By Ross Douglas, Founder & CEO of Autonomy & the Urban Mobility Company
In this monthly column, I share what I’m reading and how it influences our decisions at Autonomy & the Urban Mobility Company.
Last week I read New York Times bestselling author Dan Heath’s latest book Upstream, which examines how to prevent problems before they happen. I wanted to know if “upstream thinking’” could help us reduce pandemics, riots and global warming.
The book takes its name from a rather stark parable. Two campers save a baby floating down the river, and then another and another, till one camper wades upriver and confronts the guy throwing the babies in. Heath lists three barriers to “upstream thinking”: “problem blindness”, “lack of ownership” and “tunneling”. The 300 interviews he conducted for the book make for colourful anecdotes of how companies, sports coaches, city authorities and ordinary individuals found the solution when they stopped focusing on the fix and travelled upstream to understand the source. It’s true what grandma said, prevention is better than cure.

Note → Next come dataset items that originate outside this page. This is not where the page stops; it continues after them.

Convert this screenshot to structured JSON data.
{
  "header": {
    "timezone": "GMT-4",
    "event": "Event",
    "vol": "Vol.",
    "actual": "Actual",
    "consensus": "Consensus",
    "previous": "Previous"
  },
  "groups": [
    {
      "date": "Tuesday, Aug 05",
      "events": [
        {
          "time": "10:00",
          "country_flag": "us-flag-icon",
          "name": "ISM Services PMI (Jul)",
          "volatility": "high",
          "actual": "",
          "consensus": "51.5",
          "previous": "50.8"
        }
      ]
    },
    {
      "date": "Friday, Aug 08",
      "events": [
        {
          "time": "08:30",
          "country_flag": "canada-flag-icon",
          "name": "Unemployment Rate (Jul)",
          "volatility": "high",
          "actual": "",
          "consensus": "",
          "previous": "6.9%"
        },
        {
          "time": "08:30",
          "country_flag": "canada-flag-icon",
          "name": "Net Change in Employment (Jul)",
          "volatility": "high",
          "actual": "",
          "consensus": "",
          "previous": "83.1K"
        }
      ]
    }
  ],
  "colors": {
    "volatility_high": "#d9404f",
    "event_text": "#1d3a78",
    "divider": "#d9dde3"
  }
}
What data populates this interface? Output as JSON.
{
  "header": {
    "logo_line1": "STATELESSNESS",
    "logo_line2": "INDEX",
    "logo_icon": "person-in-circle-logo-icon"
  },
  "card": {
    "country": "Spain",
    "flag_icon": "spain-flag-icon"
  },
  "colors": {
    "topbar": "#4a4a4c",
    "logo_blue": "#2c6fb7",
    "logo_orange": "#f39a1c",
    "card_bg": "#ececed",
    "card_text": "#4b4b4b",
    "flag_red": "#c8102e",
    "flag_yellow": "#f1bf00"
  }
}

Heath’s mission is to teach upstream thinking in the belief that decision-makers can do better in fixing today’s ‘downstream problems’. The hypothesis is obvious and simplistic, but that doesn’t stop Heath from hammering it home for 300+ pages.
I think we could save more babies, not by wading upstream, but by changing our risk-reward calculus. For a start, we need to incentivise long-term thinking. In the democratic west, politicians are elected for four years, which incentivises a focus on short term growth and job creation. CEOs are not much different. PWC pegs the average CEO term at five years and, according to the FT, the average age of global CEOs is 55 with 58 being the most common. Top executives tend to be motivated by share options that vest on their exit, which is usually on retirement.
What about companies that do take the long term view? Heath cites Interface, a carpet company founded by Ray Anderson in 1973, for its commitment to environmentalism. In 1994 Anderson read The Ecology of Commerce, a book that caused him to weep over the unintended environmental costs of his success. He transformed the business to align with environmental best practice, even though it ate into shareholder returns. As the founder, Anderson was not too concerned with shareholder pushback.
Unlike Interface, the European motor industry is led by hired guns, ambitious executives incentivised to compete against each other to deliver ever greater shareholder returns. In 1998 they did the unthinkable and lobbied for diesel subsidies, somehow convincing governments that diesel is green. Did they really believe diesel would reduce CO2 emissions in the long term, or were they just trying to sell bigger, more profitable vehicles in the short term? The diesel subsidy gave the European motor industry great returns for 20 years, making it the ‘right decision’ for management at the time. However the long term costs have been enormous. European auto makers are now years behind on EV technology and needing government subsidies and bailouts to compete with American and Chinese manufacturers – something unimaginable 20 years ago.
Heath has a short stab at how upstream thinking can be applied to global warming. He believes the prospects are “bleak” because the biggest polluters suffer the least. He details in length how the destruction of the ozone was stopped, using it as a case study for solving global warming. I’m not convinced. Dupont and others were able to switch from ozone depleting CFCs to ozone friendly HFCs at almost zero cost. Global warming is a far more complex problem and therefore a good test for Heath’s upstream hypothesis. Heath fails the test because the problem is not lack of upstream thinking, there’s plenty of it around, the problem is that powerful people are incentivised to ignore it.
What to do about powerful people who think upstream but still throw babies in the river? As Christopher Hitchens once opined, “Don’t speak truth to power, they already know the truth”. My cynical self was not surprised to read this article in the FT, exposing “atrocious governance”, which allowed top executives of big oil and gas companies to take multi-million dollar packages as their companies tanked.
Talk of ‘resetting’ capitalism and democracy is overly dramatic; but society should hold today’s leaders to account for tomorrow’s problems. Once we agree on that hypothesis, incentives will align accordingly: like, for example, stretching CEO share vesting over 20 years. We already know our downstream problems; all we need is the courage to incentivise change.